Le sursis à statuer ne peut être prononcé que si l'acte décidant la prise en considération a été publié avant le dépôt de la demande d'autorisation.

La décision de prise en considération cesse de produire effet si, dans un délai de dix ans à compter de son entrée en vigueur, l'exécution des travaux publics ou la réalisation de l'opération d'aménagement n'a pas été engagée. »

Article L. 111.4

« Lorsque, compte tenu de la destination de la construction ou de l'aménagement projeté, des travaux portant sur les réseaux publics de distribution d'eau, d'assainissement ou de distribution d'électricité sont nécessaires pour assurer la desserte du projet, le permis de construire ou d'aménager ne peut être accordé si l'autorité compétente n'est pas en mesure d'indiquer dans quel délai et par quelle collectivité publique ou par quel concessionnaire de service public ces travaux doivent être exécutés.

Lorsqu’un projet fait l’objet d’une déclaration préalable, l’autorité compétente doit s’opposer à sa réalisation lorsque les conditions mentionnées au premier alinéa ne sont pas réunies.»

C – Prévalent sur les dispositions du présent Plan Local d’Urbanisme

1. Le Plan Local d’Urbanisme doit être compatible avec les dispositions du Schéma de Cohérence Territorial de l’Oise Aisne Soissonnaise, mais aussi le cas échéant avec le Plan de Déplacement Urbain et le Programme Local de l’Habitat (article L. 123-1 du Code de l’Urbanisme).
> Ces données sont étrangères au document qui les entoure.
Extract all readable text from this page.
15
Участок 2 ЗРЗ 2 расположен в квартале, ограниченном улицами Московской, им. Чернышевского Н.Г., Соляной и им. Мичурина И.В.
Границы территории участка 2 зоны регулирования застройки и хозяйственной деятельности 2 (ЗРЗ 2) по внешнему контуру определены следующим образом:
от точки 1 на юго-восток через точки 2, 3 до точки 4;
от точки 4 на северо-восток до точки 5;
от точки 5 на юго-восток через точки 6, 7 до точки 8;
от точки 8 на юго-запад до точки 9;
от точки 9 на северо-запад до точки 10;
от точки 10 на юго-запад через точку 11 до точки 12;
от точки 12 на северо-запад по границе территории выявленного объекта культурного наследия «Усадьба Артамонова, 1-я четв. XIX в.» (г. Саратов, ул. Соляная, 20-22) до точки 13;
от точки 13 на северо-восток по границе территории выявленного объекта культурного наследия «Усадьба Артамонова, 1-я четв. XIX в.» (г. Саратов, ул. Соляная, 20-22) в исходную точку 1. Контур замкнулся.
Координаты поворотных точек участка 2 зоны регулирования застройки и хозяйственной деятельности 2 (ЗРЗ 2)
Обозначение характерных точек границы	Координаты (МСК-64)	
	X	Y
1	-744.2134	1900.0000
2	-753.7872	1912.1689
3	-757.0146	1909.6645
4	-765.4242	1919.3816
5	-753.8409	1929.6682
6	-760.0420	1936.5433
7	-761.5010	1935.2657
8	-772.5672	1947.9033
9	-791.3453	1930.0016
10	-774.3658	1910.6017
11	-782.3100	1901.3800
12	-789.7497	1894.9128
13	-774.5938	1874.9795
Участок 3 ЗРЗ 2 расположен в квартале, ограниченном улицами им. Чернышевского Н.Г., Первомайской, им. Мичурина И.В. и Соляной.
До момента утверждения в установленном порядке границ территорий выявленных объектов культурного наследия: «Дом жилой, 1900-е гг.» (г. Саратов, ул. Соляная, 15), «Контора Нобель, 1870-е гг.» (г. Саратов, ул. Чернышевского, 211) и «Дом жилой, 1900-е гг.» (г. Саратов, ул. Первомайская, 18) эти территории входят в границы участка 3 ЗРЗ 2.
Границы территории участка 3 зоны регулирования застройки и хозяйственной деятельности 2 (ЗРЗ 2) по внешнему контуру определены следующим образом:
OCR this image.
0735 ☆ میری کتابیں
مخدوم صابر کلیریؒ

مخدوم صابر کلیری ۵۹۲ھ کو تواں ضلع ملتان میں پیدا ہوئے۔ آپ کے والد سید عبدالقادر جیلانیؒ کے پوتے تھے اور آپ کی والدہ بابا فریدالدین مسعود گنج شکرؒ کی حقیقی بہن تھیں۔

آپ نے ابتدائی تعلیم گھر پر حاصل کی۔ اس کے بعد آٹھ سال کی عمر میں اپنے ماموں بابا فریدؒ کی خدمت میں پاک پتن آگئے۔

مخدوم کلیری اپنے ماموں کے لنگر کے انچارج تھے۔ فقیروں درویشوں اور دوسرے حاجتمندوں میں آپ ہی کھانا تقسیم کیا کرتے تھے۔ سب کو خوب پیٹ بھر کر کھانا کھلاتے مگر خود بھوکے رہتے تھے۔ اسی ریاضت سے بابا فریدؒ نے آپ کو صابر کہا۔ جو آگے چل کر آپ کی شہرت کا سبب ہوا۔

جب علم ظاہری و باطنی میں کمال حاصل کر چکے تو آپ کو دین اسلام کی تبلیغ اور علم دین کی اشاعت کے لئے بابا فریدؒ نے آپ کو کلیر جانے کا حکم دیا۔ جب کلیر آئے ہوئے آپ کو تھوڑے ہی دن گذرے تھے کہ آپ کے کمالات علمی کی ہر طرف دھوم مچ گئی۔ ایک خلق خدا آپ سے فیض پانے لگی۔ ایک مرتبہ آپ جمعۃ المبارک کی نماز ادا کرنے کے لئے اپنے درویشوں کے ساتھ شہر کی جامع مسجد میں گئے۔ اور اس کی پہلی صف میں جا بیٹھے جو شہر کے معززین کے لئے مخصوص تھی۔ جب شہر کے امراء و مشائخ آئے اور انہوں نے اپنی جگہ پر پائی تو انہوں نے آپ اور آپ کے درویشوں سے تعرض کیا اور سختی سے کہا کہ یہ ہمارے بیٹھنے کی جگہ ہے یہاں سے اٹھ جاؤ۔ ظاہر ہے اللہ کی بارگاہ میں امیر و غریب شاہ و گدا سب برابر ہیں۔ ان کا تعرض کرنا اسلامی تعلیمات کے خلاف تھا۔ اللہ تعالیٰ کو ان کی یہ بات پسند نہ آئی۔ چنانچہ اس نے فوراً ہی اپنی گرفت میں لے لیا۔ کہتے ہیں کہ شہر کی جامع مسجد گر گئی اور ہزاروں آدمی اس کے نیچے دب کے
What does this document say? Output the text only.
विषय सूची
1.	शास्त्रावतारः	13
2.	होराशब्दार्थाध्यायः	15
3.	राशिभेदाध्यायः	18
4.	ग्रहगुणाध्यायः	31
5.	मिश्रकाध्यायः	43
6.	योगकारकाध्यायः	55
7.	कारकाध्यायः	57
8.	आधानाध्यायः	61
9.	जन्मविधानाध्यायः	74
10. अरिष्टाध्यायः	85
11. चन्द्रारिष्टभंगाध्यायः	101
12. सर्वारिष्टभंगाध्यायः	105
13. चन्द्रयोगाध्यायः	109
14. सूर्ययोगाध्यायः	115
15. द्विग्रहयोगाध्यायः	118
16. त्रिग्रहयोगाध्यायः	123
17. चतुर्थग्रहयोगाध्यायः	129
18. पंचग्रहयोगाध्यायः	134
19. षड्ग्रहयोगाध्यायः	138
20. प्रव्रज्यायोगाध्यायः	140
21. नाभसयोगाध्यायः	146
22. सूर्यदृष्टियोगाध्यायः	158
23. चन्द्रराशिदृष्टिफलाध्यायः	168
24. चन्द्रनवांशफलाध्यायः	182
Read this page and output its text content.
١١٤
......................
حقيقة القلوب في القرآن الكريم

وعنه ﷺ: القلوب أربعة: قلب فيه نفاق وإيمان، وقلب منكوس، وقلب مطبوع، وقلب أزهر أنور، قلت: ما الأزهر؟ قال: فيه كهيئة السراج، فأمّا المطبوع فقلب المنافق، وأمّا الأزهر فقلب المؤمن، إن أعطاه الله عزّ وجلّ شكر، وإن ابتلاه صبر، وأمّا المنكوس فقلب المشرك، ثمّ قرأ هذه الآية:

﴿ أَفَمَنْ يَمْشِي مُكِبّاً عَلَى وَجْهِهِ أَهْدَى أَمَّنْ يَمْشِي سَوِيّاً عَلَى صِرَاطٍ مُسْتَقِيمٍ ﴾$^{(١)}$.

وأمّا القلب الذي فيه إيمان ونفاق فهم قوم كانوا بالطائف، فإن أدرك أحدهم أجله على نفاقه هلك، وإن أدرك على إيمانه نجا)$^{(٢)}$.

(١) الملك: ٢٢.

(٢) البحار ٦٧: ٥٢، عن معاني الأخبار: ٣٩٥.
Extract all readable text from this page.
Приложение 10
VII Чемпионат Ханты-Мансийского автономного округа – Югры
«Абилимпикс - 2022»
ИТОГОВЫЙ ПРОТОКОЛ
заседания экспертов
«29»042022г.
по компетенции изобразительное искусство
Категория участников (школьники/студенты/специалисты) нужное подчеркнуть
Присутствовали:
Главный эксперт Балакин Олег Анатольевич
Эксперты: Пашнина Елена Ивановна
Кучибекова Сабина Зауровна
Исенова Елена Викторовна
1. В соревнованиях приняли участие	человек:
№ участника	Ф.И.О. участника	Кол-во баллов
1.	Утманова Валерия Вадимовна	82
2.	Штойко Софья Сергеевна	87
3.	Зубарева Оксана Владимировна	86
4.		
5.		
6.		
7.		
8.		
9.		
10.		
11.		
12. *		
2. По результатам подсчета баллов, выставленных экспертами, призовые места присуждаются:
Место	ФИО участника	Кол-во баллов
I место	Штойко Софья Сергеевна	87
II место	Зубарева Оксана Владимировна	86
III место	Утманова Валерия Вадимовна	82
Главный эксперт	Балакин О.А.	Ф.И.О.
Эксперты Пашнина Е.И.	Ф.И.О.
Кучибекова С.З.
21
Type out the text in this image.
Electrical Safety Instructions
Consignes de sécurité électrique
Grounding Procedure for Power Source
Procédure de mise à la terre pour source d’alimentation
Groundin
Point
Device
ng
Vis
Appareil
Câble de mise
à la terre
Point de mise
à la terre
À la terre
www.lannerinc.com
Le PLU doit également être compatible avec les dispositions du Schéma Directeur d’Aménagement et de Gestion des Eaux (SDAGE)du bassin de la Seine et des cours d’eau côtiers normands.

Lorsqu’un de ces documents est approuvé après l’approbation d’un plan local d’urbanisme, ce dernier doit être modifié afin d’être compatible avec les dispositions supra-communales avant le terme d’un délai de trois ans.

2. Les servitudes d’utilité publique affectant l’occupation ou l’utilisation du sol, qui sont reportées sur le document graphique nommé plan de servitude, et récapitulées dans les Annexes du P.L.U.

3. Les dispositions d'urbanisme inscrites dans un certificat d'urbanisme en cours de validité (article L 410-1 du Code de l'Urbanisme).

4. La loi 92-1444 du 31 décembre 1992 relative à la lutte contre le bruit, son décret d'application relatif au classement de ces infrastructures, et l'arrêté interministériel du 30 mai 1996 qui détermine les modalités de classement des voies en cinq catégories.

5. Le Plan de Prévention des Risques d’Inondation (Inondation par débordement, ce PPRI a été prescrit le 28/12/2011).

D – Se conjuguent avec les dispositions du présent Plan Local d’Urbanisme 1. Les réglementations techniques propres à divers types d’occupation ou d’utilisation des sols tels que les réglementations des installations classées, le règlement sanitaire départemental…. 2. La création ou l’aménagement des voiries ouvertes au public doivent respecter les textes législatifs et réglementaires en vigueur, notamment ceux relatifs à l’accessibilité des personnes à mobilité réduite.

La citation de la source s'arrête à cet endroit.